The Unforgivable Sin
About the unforgivable sin, the Bible says: “For if we sin willfully after that we have received the knowledge of the truth, there remaineth no more sacrifice for sins, But a certain fearful looking for of judgment and fiery indignation, which shall devour the adversaries” (Hebrews 10:26). Some get discouraged when they read this verse and don’t understand the demarcation point between sinning and receiving forgiveness on one hand and committing the unforgivable sin on the other hand.
To sin willfully means to continue to sin willfully. As the context makes evident (Hebrews 10:29), reference here is not to single acts of sin committed in the full knowledge of their evil character, but to the attitude of mind that prevails when a person deliberately renounces Christ, refuses salvation, and rejects the Holy Spirit. This is intentional, continual, defiant sin.

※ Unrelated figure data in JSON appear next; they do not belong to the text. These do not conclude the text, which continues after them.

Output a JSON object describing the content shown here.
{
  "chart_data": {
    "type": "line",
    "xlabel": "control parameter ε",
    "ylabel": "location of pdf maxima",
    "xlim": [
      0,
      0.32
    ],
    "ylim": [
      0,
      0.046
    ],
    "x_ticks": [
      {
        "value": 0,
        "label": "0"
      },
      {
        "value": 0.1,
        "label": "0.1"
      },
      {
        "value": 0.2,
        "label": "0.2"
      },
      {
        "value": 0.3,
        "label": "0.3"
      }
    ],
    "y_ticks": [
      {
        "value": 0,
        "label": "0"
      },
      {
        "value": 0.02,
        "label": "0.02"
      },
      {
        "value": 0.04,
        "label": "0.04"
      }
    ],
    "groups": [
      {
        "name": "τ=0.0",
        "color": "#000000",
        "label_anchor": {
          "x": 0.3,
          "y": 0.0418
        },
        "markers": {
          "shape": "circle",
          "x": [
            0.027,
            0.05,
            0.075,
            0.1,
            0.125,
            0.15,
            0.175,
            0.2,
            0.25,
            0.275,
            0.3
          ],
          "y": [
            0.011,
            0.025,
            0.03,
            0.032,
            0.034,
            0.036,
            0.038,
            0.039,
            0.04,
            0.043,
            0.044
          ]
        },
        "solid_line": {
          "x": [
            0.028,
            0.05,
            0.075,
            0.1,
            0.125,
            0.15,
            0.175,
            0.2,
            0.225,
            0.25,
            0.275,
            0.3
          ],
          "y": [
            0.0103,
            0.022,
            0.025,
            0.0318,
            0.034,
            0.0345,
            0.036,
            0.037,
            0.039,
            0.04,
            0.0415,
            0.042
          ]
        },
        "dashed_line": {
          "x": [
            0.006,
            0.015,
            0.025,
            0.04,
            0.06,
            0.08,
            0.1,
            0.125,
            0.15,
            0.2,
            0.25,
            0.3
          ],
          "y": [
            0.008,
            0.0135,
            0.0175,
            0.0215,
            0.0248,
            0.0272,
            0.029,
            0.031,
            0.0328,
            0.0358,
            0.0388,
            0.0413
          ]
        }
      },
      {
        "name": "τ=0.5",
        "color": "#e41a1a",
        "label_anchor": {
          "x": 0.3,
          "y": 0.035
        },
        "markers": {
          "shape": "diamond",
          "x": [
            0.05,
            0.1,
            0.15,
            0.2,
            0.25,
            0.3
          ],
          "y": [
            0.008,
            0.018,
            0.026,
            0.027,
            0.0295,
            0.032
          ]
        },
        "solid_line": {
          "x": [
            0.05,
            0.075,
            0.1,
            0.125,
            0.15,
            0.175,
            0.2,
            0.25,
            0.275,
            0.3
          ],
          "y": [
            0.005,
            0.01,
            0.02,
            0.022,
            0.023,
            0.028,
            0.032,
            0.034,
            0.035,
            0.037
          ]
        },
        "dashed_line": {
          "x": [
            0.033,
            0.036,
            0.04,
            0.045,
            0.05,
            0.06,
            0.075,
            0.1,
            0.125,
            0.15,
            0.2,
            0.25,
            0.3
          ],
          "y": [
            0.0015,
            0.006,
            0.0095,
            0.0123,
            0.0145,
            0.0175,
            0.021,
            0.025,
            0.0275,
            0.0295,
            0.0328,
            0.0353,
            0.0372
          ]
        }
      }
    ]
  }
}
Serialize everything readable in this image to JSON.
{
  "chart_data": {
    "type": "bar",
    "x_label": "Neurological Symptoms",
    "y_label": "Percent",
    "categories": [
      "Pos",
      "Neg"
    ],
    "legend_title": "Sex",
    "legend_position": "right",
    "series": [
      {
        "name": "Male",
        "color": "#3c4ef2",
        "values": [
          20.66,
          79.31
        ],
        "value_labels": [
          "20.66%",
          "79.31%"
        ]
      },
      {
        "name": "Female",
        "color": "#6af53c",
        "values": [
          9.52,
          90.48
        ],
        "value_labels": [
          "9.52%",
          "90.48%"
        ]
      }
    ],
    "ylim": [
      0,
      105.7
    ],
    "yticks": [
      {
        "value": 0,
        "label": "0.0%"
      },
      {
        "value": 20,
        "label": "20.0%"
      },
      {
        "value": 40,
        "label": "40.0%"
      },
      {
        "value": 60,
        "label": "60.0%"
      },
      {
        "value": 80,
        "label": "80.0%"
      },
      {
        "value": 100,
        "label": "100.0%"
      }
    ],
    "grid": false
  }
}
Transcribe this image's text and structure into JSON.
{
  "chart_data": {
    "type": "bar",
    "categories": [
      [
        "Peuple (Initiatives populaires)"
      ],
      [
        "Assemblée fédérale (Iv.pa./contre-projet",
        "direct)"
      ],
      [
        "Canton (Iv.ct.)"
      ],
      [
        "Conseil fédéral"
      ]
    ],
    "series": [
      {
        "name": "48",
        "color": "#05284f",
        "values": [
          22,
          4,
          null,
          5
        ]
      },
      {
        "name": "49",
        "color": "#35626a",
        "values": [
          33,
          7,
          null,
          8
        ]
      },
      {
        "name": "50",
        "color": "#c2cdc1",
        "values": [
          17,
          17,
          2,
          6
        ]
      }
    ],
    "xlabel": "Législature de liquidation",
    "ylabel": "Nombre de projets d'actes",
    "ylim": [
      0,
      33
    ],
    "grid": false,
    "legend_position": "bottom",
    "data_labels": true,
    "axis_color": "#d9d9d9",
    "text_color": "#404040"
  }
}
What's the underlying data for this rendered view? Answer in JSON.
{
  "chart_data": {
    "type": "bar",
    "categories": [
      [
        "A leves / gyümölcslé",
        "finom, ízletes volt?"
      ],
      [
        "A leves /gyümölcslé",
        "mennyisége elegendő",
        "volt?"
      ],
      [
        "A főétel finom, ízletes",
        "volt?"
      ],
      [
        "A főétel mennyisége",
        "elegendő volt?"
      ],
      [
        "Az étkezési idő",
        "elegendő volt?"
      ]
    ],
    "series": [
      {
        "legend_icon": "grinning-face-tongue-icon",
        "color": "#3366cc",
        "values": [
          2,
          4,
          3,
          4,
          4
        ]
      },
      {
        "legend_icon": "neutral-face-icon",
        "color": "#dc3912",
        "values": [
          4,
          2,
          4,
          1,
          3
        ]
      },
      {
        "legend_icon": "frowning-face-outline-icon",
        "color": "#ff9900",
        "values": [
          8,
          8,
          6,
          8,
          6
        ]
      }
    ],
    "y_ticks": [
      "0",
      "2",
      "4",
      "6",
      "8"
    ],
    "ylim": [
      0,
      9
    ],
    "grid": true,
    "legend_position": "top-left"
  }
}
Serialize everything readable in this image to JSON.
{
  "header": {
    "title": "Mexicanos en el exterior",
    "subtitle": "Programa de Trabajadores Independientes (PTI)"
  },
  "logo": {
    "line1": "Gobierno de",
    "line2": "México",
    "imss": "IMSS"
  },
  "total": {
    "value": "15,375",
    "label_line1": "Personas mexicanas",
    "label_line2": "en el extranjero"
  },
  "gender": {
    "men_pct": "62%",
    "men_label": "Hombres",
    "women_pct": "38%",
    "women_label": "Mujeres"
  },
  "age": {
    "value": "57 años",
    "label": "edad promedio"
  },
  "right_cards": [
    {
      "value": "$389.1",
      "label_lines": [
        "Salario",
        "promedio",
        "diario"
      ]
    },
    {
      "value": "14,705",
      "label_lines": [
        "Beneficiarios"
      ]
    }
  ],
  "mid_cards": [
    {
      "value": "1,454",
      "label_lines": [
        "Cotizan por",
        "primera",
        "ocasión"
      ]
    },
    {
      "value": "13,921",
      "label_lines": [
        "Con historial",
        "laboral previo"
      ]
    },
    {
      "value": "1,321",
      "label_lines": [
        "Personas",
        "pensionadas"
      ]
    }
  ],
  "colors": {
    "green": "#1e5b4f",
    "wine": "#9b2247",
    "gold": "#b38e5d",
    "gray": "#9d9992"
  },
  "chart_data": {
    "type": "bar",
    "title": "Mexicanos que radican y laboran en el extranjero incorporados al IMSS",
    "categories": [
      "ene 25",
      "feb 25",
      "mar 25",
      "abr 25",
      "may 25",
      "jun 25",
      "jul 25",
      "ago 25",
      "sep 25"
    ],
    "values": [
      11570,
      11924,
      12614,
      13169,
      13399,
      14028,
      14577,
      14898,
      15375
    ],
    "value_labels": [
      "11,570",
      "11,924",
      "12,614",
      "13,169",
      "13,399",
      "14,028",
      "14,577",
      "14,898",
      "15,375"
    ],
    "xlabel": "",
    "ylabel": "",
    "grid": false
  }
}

It is a reversal of the previous decision to accept salvation in Christ and to submit one’s heart and life to Him. It is intentional apostasy, which leads to the unforgivable sin (Matthew 12:31, 32).
All the wicked are in a state of rebellion against their Maker (Romans 8:7) but before sinners have received the knowledge of the truth, God winks at their darkness (Acts 17:30). Before the light of truth shines into people’s minds, the Lord does not hold them accountable for the evil that is there (John 15:22; Luke 23:34; 1 Timothy 1:13). God wants to save all people and He loves them and has sent His Son to save them (John 1:4, 5, 9–12; 3:16; Matthew 9:13).
But when the light comes and men still choose evil instead, they are judged before God (John 3:19), and “there remaineth no more sacrifice for [their] sins” (Hebrews 10:26; James 4:17). That’s when the unforgivable sin starts to take form. But those that feel convicted of sin and wish to repent have not committed the unpardonable sin.
God Forgives and Empowers
The believer needs to always remember God’s power that will keep him from falling (Jude 24), and when he does fall as a result of failing to appropriate that power, he should go, repentant, to the throne of God in order to receive grace and pardon (Hebrews 4:16; 1 John 2:1).
The Christian can claim the following promise and be confident that the Lord will not just forgive him but also heal him and give him total victory. The Lord promised, “If we confess our sins, he is faithful and just to forgive us our sins, and to cleanse us from all unrighteousness” (1 John 1:9). Faithfulness is one of the Lord’s main characteristics (1 Corinthians 1:9; 10:13; 1 Thessalonians 5:24; 2 Timothy 2:13; Hebrews 10:23).